Les derniers jours de la pensée unique du G20

En Allemagne, on pourrait assister à la désintégration d’un consensus qui a guidé le monde depuis bientôt vingt ans

La situation ne manque de sel. A Baden-Baden, les ministres des finances du G20 doivent réitérer ce samedi le credo de l’organisation la plus influente de notre planète: la défense du libre-échange comme moteur de l’économie et principe d’ouverture. Le Groupe des 20 (les dix-neuf principales économies, plus l’UE, qui représentent deux tiers de la population et 90% du PIB mondial) affirme année après année, depuis son lancement en 1999, l’attachement à ce principe, décrié par d’aucuns comme la «pensée unique» de notre temps.

Moscovici contre Mnuchin

Hors cette année, il y a un hic. Le représentant de Washington refuse de jouer la partition imposée jadis par son pays. Le nouveau Secrétaire au Trésor, Steven Mnuchin, se fait prier. «Je peux comprendre que nos partenaires américains ne veulent pas s’engager à ce stade, c’est une administration qui s’installe, expliquait vendredi Pierre Moscovici, le Commissaire européen aux Affaires économiques.

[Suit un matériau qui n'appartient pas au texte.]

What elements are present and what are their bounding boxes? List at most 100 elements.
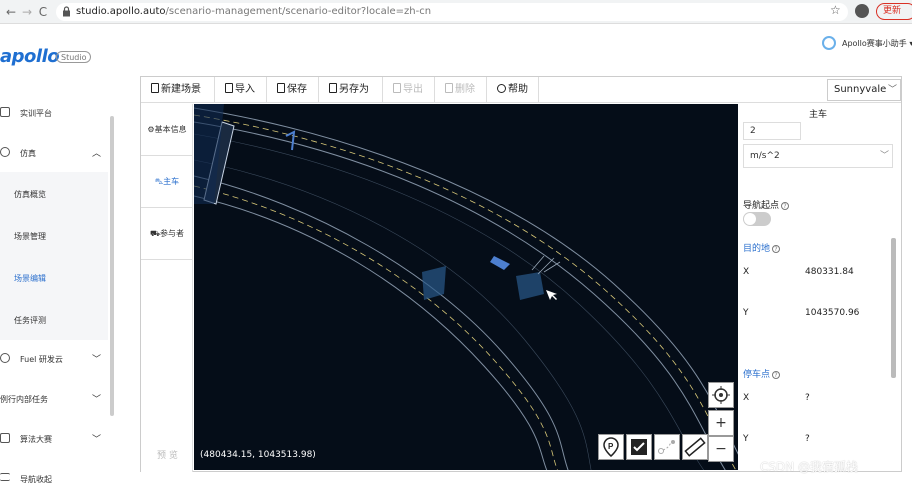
- sidebar-item-scene-management[interactable]: 场景管理: [14, 231, 46, 242]
- sidebar-item-routine[interactable]: 例行内部任务 ﹀: [0, 390, 108, 410]
- url-host: studio.apollo.auto: [76, 6, 166, 17]
- export-button[interactable]: 导出: [383, 77, 435, 102]
- reload-button[interactable]: C: [36, 4, 50, 20]
- sidebar-item-label: 实训平台: [20, 109, 52, 118]
- parking-label: 停车点?: [743, 367, 781, 380]
- junction-box-a: [422, 266, 446, 300]
- sidebar-item-fuel[interactable]: Fuel 研发云 ﹀: [0, 350, 108, 370]
- forward-button[interactable]: →: [20, 4, 34, 20]
- ruler-icon: [684, 437, 706, 457]
- new-scene-button[interactable]: 新建场景: [141, 77, 215, 102]
- save-button[interactable]: 保存: [267, 77, 319, 102]
- gear-icon: ⚙: [147, 125, 155, 134]
- lock-icon: [63, 6, 70, 17]
- sidebar-item-label: Fuel 研发云: [20, 355, 63, 364]
- sidebar-item-contest[interactable]: 算法大赛 ﹀: [0, 430, 108, 450]
- help-label: 帮助: [508, 84, 528, 95]
- sidebar-scrollbar[interactable]: [110, 116, 114, 416]
- help-icon[interactable]: ?: [781, 202, 790, 210]
- park-y-value: ?: [805, 434, 810, 444]
- watermark: CSDN @我宿孤栈: [760, 460, 859, 474]
- bus-icon: ⛟: [149, 229, 161, 238]
- nav-start-toggle[interactable]: [743, 212, 771, 226]
- menu-icon: [0, 473, 10, 481]
- tab-label: 参与者: [160, 229, 185, 238]
- back-button[interactable]: ←: [4, 4, 18, 20]
- park-y-key: Y: [743, 434, 749, 444]
- help-icon[interactable]: ?: [772, 245, 781, 253]
- bookmark-star-icon[interactable]: ☆: [830, 3, 841, 17]
- parking-pin-icon: P: [603, 437, 619, 457]
- car-icon: ⛍: [154, 177, 164, 186]
- tab-label: 主车: [163, 177, 180, 186]
- vehicle-marker-b: [490, 256, 510, 270]
- parking-tool-button[interactable]: P: [598, 434, 624, 460]
- zoom-in-button[interactable]: +: [708, 410, 734, 436]
- tab-participants[interactable]: ⛟参与者: [141, 208, 193, 260]
- grid-icon: [0, 107, 10, 117]
- acceleration-input[interactable]: 2: [743, 122, 801, 140]
- simulation-icon: [0, 147, 10, 157]
- chevron-down-icon: ﹀: [92, 355, 102, 365]
- map-canvas[interactable]: (480434.15, 1043513.98) + − P: [194, 104, 738, 470]
- plus-icon: +: [715, 415, 727, 431]
- copy-icon: [329, 83, 337, 93]
- main-car-panel: 主车 2 m/s^2 ﹀ 导航起点? 目的地? X 480331.84 Y 104…: [739, 104, 899, 470]
- export-icon: [393, 83, 401, 93]
- dest-y-key: Y: [743, 308, 749, 318]
- cursor-coordinates: (480434.15, 1043513.98): [200, 450, 316, 460]
- sidebar-item-training[interactable]: 实训平台: [0, 104, 108, 124]
- save-as-button[interactable]: 另存为: [319, 77, 383, 102]
- chevron-down-icon: ﹀: [880, 151, 890, 161]
- chevron-down-icon: ﹀: [92, 435, 102, 445]
- trash-icon: [445, 83, 453, 93]
- delete-button[interactable]: 删除: [435, 77, 487, 102]
- acceleration-unit-select[interactable]: m/s^2 ﹀: [743, 144, 893, 168]
- import-icon: [225, 83, 233, 93]
- svg-text:P: P: [608, 442, 614, 451]
- cloud-icon: [0, 353, 10, 363]
- sidebar-item-simulation[interactable]: 仿真 ︿: [0, 144, 108, 164]
- help-circle-icon: [497, 84, 506, 93]
- ruler-tool-button[interactable]: [682, 434, 708, 460]
- nav-start-label: 导航起点?: [743, 198, 790, 211]
- sidebar-item-sim-overview[interactable]: 仿真概览: [14, 189, 46, 200]
- unit-value: m/s^2: [750, 151, 780, 161]
- locate-button[interactable]: [708, 382, 734, 408]
- update-button[interactable]: 更新: [876, 3, 912, 20]
- zoom-out-button[interactable]: −: [708, 436, 734, 462]
- dest-x-value: 480331.84: [805, 267, 854, 277]
- preview-button[interactable]: 预 览: [157, 448, 178, 461]
- browser-toolbar: ← → C studio.apollo.auto/scenario-manage…: [0, 0, 912, 24]
- import-button[interactable]: 导入: [215, 77, 267, 102]
- checkbox-icon: [631, 439, 647, 455]
- sidebar-item-label: 例行内部任务: [0, 395, 48, 404]
- chevron-down-icon: ﹀: [92, 395, 102, 405]
- studio-badge: Studio: [56, 51, 92, 63]
- panel-title: 主车: [809, 110, 828, 120]
- sidebar-item-task-evaluation[interactable]: 任务评测: [14, 315, 46, 326]
- region-select[interactable]: Sunnyvale ﹀: [827, 79, 901, 101]
- user-menu[interactable]: Apollo赛事小助手 ▾: [842, 38, 912, 49]
- minus-icon: −: [715, 441, 727, 457]
- confirm-tool-button[interactable]: [626, 434, 652, 460]
- tab-main-car[interactable]: ⛍主车: [141, 156, 193, 208]
- apollo-logo[interactable]: apollo: [0, 46, 60, 67]
- sidebar-collapse[interactable]: 导航收起: [0, 470, 108, 486]
- help-icon[interactable]: ?: [772, 371, 781, 379]
- panel-scrollbar[interactable]: [891, 238, 896, 378]
- toggle-knob: [744, 213, 756, 225]
- cursor-arrow: [546, 290, 557, 300]
- import-label: 导入: [235, 84, 255, 95]
- sidebar-item-scene-editor[interactable]: 场景编辑: [14, 273, 46, 284]
- route-tool-button[interactable]: [654, 434, 680, 460]
- profile-icon[interactable]: [855, 4, 869, 18]
- nav-start-text: 导航起点: [743, 201, 780, 211]
- url-path: /scenario-management/scenario-editor?loc…: [165, 6, 432, 17]
- sidebar: apollo Studio 实训平台 仿真 ︿ 仿真概览 场景管理 场景编辑 任…: [0, 24, 114, 486]
- help-button[interactable]: 帮助: [487, 77, 539, 102]
- tab-basic-info[interactable]: ⚙基本信息: [141, 104, 193, 156]
- dest-y-value: 1043570.96: [805, 308, 860, 318]
- avatar[interactable]: [822, 36, 836, 50]
- address-bar[interactable]: studio.apollo.auto/scenario-management/s…: [56, 3, 848, 21]
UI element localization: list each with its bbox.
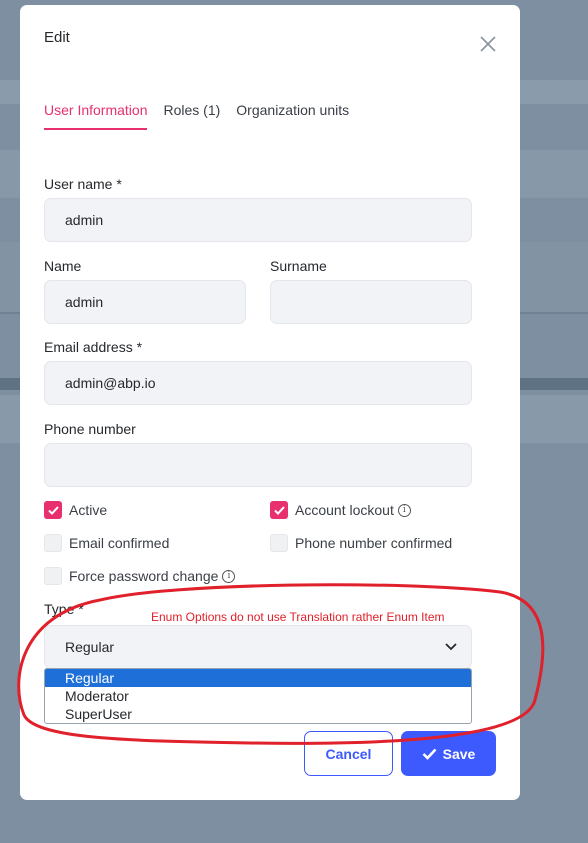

Mais la tradition du G20 c’est d’affirmer le libre-échange et de refuser le protectionnisme.» C’est ainsi que l’ancien ministre socialiste français, dont le parti ne s’est jamais vraiment accommodé du libéralisme économique, fait la leçon à l’ancien cadre de Goldman Sachs et membre du parti républicain qui faisait jusqu’il y a peu figure de champion du marché. L’émissaire de Donald Trump ne veut pas entendre parler d’une condamnation d’un «protectionnisme» qui a été le principal argument de vente du candidat milliardaire pour s’emparer de la Maison Blanche.

L’Allemagne résiste

En Allemagne, on pourrait assister à la désintégration d’un consensus qui a guidé le monde depuis bientôt vingt ans. Si ce n’est pas ce week-end avec les ministres des finances, cela devrait se jouer en juillet à Hambourg lors du sommet des chefs d’État du G20 qui sera sans doute la première grande sortie internationale, dans un cadre multilatéral, de Donald Trump. Tout n’est pas encore joué. Si Donald Trump affirme vouloir tenir ses promesses de campagnes, celles-ci se fracassent sur la réalité des traités et des lois, nationaux et internationaux. Le commerce n’échappe pas à la règle. Ainsi, les Etats-Unis, qui accusent un déficit commercial important avec l’Allemagne, menacent-ils d’imposer des taxes douanières aux importations allemandes (comme pour la Chine ou le Mexique). Encore faut-il que cela ne contrevienne pas aux accords de l’Organisation mondiale du commerce (OMC). «Ce ne serait pas la première fois que Monsieur Trump échouerait devant les tribunaux», ironisait vendredi la ministre allemande de l’Economie, Brigitte Zypries, en évoquant un possible recours auprès de l’instance genevoise au cas où Washington actionnerait l’arme des taxes douanières.

La Chine en embuscade

C’est ce qu’est allée rappeler Angela Merkel au président des Etats-Unis de vive voix ce week-end. Avant de prendre son vol pour Washington, elle a eu un coup de fil avec Xi Jinping, le chef du parti communiste chinois, et désormais principal tenant de l’ordre économique libéral aux côtés de l’Allemagne. Ce n’est pas qu’avec les Européens que le président chinois compte faire bloc face au reflux protectionniste. En milieu de semaine, un émissaire chinois s’est joint à une rencontre organisée par le Chili pour relancer un partenariat transpacifique (TPP) arraché de haute lutte par Barack Obama et aussitôt abandonné par Trump. Pékin se verrait bien occuper la place laissée vide au banquet du principal traité commercial négocié ces dernières années. Est-ce que les engagements contractuels des Etats-Unis et la prise de conscience que leur retrait du multilatéralisme jouerait en faveur de leur principal concurrent, la Chine, feront finalement dévier Donald Trump de sa ligne? Rien n’est moins sûr. On pourrait bien vivre les derniers jours de la pensée unique du G20.